I’m having a bit of a tough time at work trying to weigh up some design decisions, and I’m in a headspace where I feel, either I’m not being understood or I’m being a hapless moron.
My firm sunk a lot of cost into KDB, and we’re kinda using it as a data-lake. We have a real time in memory KDB instance, and we have a KDB instance that persists data to partitioned files.
There’s a whole team around maintaining schemas and writing data ingestors.
I find this set up extremely difficult to use. I can not fetch large datasets of historical data from this, it will just hang, because if you ask KDB for 1 million rows, it will buffer 1 million rows and I’ll kill KDB for everyone.

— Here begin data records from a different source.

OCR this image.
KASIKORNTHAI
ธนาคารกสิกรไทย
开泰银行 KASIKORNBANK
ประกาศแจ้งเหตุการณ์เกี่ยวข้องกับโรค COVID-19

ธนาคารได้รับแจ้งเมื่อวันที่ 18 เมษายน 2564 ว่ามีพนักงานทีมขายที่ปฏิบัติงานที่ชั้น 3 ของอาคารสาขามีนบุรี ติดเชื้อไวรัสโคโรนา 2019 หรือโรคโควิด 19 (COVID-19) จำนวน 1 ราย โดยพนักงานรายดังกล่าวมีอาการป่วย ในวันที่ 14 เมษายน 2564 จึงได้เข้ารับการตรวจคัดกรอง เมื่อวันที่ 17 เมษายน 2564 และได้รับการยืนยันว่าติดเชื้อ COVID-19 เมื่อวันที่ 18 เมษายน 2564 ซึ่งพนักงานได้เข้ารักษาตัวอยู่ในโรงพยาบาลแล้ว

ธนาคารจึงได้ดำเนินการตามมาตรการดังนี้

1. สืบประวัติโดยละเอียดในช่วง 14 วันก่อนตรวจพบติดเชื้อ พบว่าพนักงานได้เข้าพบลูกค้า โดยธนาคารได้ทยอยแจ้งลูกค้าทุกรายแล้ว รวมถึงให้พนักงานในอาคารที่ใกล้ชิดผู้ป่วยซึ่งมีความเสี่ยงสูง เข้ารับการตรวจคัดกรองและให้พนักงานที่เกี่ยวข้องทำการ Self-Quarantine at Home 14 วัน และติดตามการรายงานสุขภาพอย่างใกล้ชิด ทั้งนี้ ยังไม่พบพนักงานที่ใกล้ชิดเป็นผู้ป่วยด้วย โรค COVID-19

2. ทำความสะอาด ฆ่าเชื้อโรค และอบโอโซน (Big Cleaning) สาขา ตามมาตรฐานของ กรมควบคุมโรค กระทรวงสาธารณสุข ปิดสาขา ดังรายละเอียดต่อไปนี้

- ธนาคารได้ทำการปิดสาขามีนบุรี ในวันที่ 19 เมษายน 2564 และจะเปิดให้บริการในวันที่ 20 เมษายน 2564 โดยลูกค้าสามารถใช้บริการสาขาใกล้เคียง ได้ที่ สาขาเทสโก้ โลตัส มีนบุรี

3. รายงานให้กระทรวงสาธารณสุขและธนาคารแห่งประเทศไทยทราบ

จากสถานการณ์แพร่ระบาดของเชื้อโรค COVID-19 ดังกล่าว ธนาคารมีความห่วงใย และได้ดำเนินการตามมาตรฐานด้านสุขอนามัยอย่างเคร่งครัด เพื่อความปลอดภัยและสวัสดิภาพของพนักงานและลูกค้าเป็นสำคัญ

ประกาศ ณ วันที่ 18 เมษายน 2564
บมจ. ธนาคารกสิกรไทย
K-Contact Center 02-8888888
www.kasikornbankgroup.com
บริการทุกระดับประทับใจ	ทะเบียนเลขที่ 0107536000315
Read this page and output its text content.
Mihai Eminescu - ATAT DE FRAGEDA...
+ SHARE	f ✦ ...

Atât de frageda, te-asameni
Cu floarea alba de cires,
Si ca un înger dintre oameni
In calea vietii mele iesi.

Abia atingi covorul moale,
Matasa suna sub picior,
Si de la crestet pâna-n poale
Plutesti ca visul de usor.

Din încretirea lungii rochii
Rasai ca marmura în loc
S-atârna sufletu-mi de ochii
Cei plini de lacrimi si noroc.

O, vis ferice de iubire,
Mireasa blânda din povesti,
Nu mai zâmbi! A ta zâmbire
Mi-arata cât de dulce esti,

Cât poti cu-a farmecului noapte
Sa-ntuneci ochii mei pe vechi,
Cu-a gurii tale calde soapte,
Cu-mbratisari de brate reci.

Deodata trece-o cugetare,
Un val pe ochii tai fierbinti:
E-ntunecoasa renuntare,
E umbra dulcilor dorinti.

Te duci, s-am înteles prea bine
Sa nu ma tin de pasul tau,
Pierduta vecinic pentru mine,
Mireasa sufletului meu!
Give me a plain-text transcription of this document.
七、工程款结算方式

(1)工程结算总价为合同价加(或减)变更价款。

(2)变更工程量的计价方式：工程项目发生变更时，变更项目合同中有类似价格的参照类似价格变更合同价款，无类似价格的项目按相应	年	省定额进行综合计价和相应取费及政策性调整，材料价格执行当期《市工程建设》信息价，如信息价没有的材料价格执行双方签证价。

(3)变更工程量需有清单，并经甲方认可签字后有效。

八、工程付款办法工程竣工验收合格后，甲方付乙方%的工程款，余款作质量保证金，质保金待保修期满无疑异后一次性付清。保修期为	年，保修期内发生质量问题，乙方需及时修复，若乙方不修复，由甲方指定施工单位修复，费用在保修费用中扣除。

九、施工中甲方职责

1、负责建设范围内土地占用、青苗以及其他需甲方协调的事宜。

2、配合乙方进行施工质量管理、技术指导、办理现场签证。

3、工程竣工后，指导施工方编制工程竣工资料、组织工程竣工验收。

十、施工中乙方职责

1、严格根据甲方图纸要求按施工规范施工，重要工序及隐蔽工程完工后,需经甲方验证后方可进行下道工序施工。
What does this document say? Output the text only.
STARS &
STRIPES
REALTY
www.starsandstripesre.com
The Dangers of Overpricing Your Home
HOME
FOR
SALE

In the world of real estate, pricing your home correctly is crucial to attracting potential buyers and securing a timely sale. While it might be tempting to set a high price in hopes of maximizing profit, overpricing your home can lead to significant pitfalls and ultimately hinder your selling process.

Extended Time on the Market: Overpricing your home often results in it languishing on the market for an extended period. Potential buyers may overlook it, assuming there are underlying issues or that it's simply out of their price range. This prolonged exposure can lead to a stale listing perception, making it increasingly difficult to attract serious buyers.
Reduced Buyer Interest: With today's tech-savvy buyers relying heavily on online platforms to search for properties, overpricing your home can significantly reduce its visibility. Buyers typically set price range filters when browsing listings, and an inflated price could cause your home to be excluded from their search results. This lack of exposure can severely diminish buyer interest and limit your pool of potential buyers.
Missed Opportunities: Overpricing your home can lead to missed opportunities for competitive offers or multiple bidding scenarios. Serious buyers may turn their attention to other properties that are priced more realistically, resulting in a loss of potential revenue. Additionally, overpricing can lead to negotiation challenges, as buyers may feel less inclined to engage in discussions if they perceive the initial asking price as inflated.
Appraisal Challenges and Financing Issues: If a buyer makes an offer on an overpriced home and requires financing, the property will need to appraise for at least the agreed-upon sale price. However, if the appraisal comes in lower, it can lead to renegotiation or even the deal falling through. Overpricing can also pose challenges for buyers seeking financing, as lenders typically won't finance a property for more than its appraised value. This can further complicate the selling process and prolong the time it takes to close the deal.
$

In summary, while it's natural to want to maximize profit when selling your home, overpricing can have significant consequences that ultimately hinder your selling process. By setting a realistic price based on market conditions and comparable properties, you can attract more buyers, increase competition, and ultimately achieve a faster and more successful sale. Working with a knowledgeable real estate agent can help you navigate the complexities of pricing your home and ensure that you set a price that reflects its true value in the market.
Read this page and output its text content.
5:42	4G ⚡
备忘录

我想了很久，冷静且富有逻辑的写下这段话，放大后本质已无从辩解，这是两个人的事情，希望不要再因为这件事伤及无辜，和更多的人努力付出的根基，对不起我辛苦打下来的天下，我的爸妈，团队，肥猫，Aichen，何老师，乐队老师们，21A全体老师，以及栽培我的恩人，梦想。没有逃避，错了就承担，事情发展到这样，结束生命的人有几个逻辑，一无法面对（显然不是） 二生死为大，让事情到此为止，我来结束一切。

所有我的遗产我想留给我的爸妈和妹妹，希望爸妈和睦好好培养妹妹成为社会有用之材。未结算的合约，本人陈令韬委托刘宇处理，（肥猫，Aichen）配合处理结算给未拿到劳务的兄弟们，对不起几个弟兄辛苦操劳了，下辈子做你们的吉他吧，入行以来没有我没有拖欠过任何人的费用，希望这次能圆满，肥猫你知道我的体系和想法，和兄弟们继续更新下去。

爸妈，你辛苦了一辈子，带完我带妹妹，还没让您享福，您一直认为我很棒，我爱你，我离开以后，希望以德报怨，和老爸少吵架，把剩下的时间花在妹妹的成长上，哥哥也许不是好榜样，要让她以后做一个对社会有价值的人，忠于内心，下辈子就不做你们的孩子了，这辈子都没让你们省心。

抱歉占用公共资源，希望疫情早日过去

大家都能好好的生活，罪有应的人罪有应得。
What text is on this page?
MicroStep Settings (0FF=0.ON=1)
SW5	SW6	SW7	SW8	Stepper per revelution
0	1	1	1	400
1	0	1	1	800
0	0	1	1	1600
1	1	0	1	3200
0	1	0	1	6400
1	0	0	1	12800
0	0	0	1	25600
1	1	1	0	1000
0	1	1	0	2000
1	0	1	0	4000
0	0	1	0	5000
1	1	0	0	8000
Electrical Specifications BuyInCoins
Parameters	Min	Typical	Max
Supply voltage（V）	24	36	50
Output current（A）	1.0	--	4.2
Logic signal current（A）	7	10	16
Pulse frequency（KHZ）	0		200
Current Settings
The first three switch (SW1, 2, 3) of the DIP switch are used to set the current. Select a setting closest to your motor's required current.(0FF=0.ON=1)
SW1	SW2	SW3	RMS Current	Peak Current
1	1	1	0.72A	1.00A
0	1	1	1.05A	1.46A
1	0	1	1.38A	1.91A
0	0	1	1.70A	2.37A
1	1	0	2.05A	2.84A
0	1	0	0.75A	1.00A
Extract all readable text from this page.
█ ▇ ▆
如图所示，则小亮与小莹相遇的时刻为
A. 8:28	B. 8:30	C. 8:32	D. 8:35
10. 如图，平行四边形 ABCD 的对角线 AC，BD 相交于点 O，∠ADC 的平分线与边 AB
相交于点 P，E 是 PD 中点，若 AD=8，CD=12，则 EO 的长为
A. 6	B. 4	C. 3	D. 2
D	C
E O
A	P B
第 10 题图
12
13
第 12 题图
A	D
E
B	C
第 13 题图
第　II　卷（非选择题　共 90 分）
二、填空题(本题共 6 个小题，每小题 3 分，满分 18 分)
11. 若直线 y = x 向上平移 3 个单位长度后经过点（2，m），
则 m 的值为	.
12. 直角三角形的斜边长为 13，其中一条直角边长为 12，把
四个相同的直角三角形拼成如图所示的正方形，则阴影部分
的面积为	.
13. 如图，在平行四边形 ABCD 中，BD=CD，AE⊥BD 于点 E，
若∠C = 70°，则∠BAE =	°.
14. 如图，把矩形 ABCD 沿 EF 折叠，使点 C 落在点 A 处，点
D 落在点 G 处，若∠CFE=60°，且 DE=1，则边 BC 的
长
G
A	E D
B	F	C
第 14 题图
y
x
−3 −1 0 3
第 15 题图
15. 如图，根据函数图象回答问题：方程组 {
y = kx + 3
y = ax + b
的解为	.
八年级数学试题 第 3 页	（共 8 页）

What I’m told the solution is, is to write your aggregation in KDB, which is fine for people who do spot trading, but not so fine for my team that does derivatives trading where I have a lot of non-trivial functions that I’m not comfortable re-writing in Q and keeping them up to date with my C++ code.
We’re also at the limits of vertically scaling KDB, because it’s cheaper to pay for a magnum.di.ck.20.xl AWS instance than it is to buy a license for another KDB core.
Every time I suggest, using Parquet, Athena/Polars/Dask for this stuff no one listens, the response is:
The rest of the firm uses KDB and is invested in it. Other firms use KDB for this just fine.
But I just don’t understand how other firms manage this. What do they do when writing complex backtesting software in KDB? Like if I need to backtest a strategy on a time-series of euro-option order books, one of my inputs will be my own SVI-surface which is a non-trivial model needing a fair bit of code to translate into volatility.
Do they have a team of KDB quants who are separate from the non-KDB quants who’ll just duplicate the work?
Maybe I’m just misunderstanding the whole shebang, but I’d really appreciate if someone had some actual experience with derivatives pricing and KDB to tell me what they did.